Shares of beauty ecommerce startup Nykaa touched a new record low at INR 147.65, falling as much as 3.2% during the intraday trading on the BSE. 

Nykaa’s shares have been falling steeply since last week after its pre-IPO investor Kravis Investment Partners sold shares worth INR 629 Cr via multiple block deals. The shares touched new record lows in all four sessions of the week so far.

Shares of Nykaa fell 7.2% in the last four days, including Thursday. The stock closed today’s session at INR 151.55, down 0.7% compared to the previous close.

Meanwhile, foodtech giant Zomato fell almost 4% to INR 58.95 today on the BSE, while Paytm declined 2% to INR 506.50.

Shares of traveltech startup EaseMyTrip, which have largely remained resilient in the face of all the challenges its tech peers are facing, were also hit in the last two sessions. Shares of EaseMyTrip ended today’s session at INR 51.2, down 3.6% from Wednesday’s close.

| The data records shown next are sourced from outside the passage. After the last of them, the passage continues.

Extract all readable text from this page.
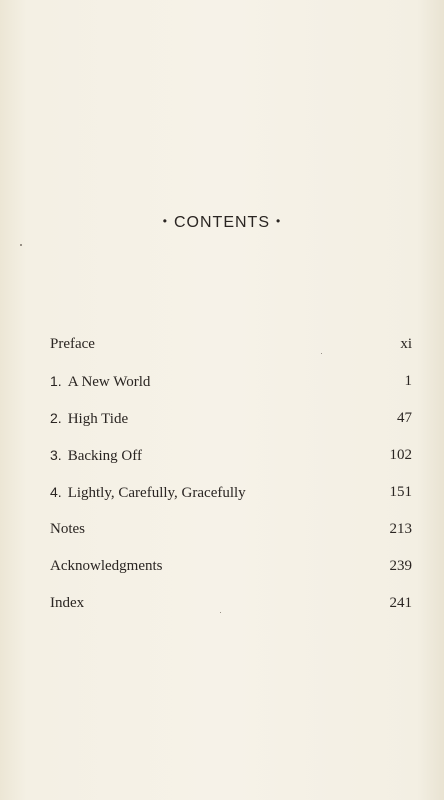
• CONTENTS •
Preface	xi
1. A New World	1
2. High Tide	47
3. Backing Off	102
4. Lightly, Carefully, Gracefully	151
Notes	213
Acknowledgments	239
Index	241
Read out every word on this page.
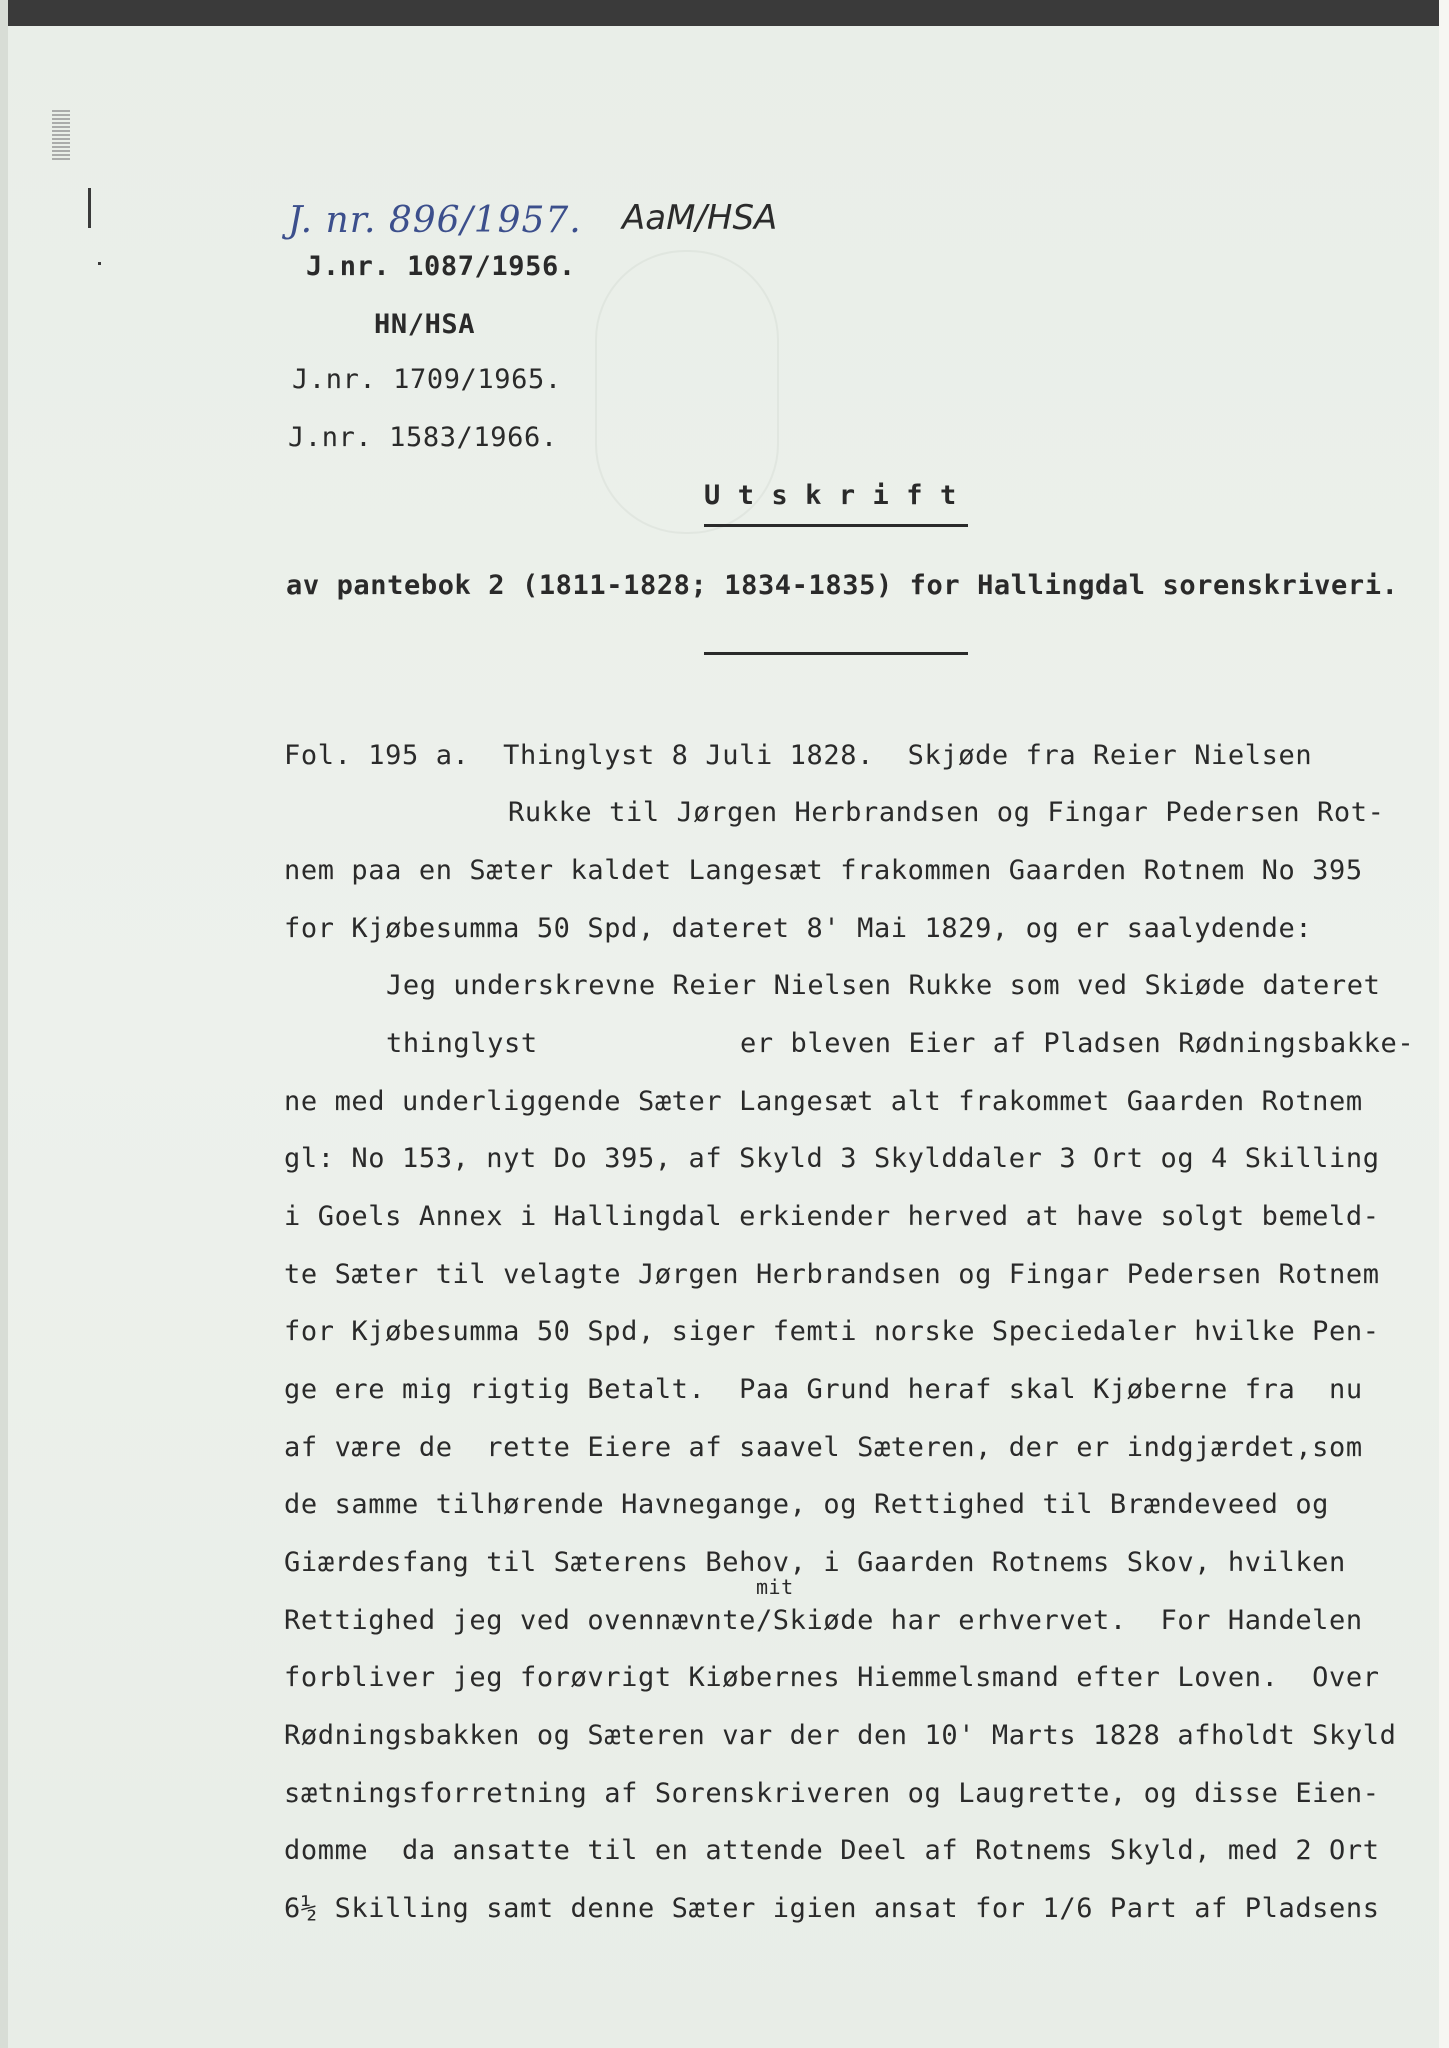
J. nr. 896/1957. AaM/HSA
J.nr. 1087/1956.
HN/HSA
J.nr. 1709/1965.
J.nr. 1583/1966.
U t s k r i f t
av pantebok 2 (1811-1828; 1834-1835) for Hallingdal sorenskriveri.
mit
Fol. 195 a.  Thinglyst 8 Juli 1828.  Skjøde fra Reier Nielsen
Rukke til Jørgen Herbrandsen og Fingar Pedersen Rot-
nem paa en Sæter kaldet Langesæt frakommen Gaarden Rotnem No 395
for Kjøbesumma 50 Spd, dateret 8' Mai 1829, og er saalydende:
Jeg underskrevne Reier Nielsen Rukke som ved Skiøde dateret
thinglyst            er bleven Eier af Pladsen Rødningsbakke-
ne med underliggende Sæter Langesæt alt frakommet Gaarden Rotnem
gl: No 153, nyt Do 395, af Skyld 3 Skylddaler 3 Ort og 4 Skilling
i Goels Annex i Hallingdal erkiender herved at have solgt bemeld-
te Sæter til velagte Jørgen Herbrandsen og Fingar Pedersen Rotnem
for Kjøbesumma 50 Spd, siger femti norske Speciedaler hvilke Pen-
ge ere mig rigtig Betalt.  Paa Grund heraf skal Kjøberne fra  nu
af være de  rette Eiere af saavel Sæteren, der er indgjærdet,som
de samme tilhørende Havnegange, og Rettighed til Brændeveed og
Giærdesfang til Sæterens Behov, i Gaarden Rotnems Skov, hvilken
Rettighed jeg ved ovennævnte/Skiøde har erhvervet.  For Handelen
forbliver jeg forøvrigt Kiøbernes Hiemmelsmand efter Loven.  Over
Rødningsbakken og Sæteren var der den 10' Marts 1828 afholdt Skyld
sætningsforretning af Sorenskriveren og Laugrette, og disse Eien-
domme  da ansatte til en attende Deel af Rotnems Skyld, med 2 Ort
6½ Skilling samt denne Sæter igien ansat for 1/6 Part af Pladsens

It must be noted that the Indian government has sounded alert after four new Covid cases of Omicron subvariant BF.7 were reported in the country. The BF.7 variant is the one responsible for rising Covid cases in China in recent months.

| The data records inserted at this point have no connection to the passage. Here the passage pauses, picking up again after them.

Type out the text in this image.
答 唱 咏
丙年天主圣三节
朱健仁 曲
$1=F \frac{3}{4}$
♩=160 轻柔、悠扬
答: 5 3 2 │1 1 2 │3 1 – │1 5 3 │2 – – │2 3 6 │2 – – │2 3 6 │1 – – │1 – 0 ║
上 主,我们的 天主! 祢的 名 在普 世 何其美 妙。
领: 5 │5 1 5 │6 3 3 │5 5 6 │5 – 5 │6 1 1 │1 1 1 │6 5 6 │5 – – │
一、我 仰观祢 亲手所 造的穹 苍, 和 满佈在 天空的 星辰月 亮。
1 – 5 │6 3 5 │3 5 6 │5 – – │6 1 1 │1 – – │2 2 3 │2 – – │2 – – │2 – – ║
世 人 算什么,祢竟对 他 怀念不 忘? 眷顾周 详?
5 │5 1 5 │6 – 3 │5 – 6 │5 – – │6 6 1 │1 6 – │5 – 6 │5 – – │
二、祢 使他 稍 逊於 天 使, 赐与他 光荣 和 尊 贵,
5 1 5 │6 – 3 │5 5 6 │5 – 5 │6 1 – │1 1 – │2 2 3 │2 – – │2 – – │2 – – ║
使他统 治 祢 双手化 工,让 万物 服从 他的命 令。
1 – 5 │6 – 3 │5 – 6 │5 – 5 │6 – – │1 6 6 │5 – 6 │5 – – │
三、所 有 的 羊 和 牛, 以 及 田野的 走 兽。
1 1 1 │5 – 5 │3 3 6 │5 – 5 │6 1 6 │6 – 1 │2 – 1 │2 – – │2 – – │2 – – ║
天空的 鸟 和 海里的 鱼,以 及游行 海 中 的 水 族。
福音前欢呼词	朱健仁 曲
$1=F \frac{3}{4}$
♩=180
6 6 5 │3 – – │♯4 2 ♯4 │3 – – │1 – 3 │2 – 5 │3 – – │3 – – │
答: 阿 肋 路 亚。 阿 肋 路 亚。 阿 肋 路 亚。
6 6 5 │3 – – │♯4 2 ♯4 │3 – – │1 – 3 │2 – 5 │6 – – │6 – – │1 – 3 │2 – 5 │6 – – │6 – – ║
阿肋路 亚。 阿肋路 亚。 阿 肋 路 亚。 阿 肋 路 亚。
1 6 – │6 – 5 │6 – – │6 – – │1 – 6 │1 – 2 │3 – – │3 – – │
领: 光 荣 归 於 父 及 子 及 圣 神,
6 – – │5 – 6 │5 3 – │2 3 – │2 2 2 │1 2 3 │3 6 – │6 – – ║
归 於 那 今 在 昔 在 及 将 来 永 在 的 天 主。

Ahead of the markets opening today, Prashanth Tapse, research analyst and senior VP (Research) at Mehta Equities, said, “…investors need to be careful of the sharp intraday volatility seen in the last few sessions due to growing uncertainty over rising Covid cases in China and recessionary fears in key economies with more interest rate hikes going ahead further adding to the concerns.” 

Tapse also said that other factors like rising oil prices and the dollar gaining strength could dampen market sentiment.

Much in line with the fears, both the benchmark indices Nifty50 and Sensex ended today’s session in the red zone as all the sectors came under pressure, with major selling witnessed in the auto, metals, and realty sectors.

Both Nifty50 and Sensex fell about 0.4% to 18,127.35 and 60,826.22, respectively, on Thursday.

“Market is likely to remain volatile given the uncertain environment and rising Covid cases globally. Even on the domestic front, the government has started taking precautionary measures to control the pandemic at the initial stage. This has led to cautiousness among investors,” said Siddhartha Khemka, head of retail research at Motilal Oswal.

“We advise traders to keep positions light in view of increasing volatility and trade with strict stop loss,” Khemka added.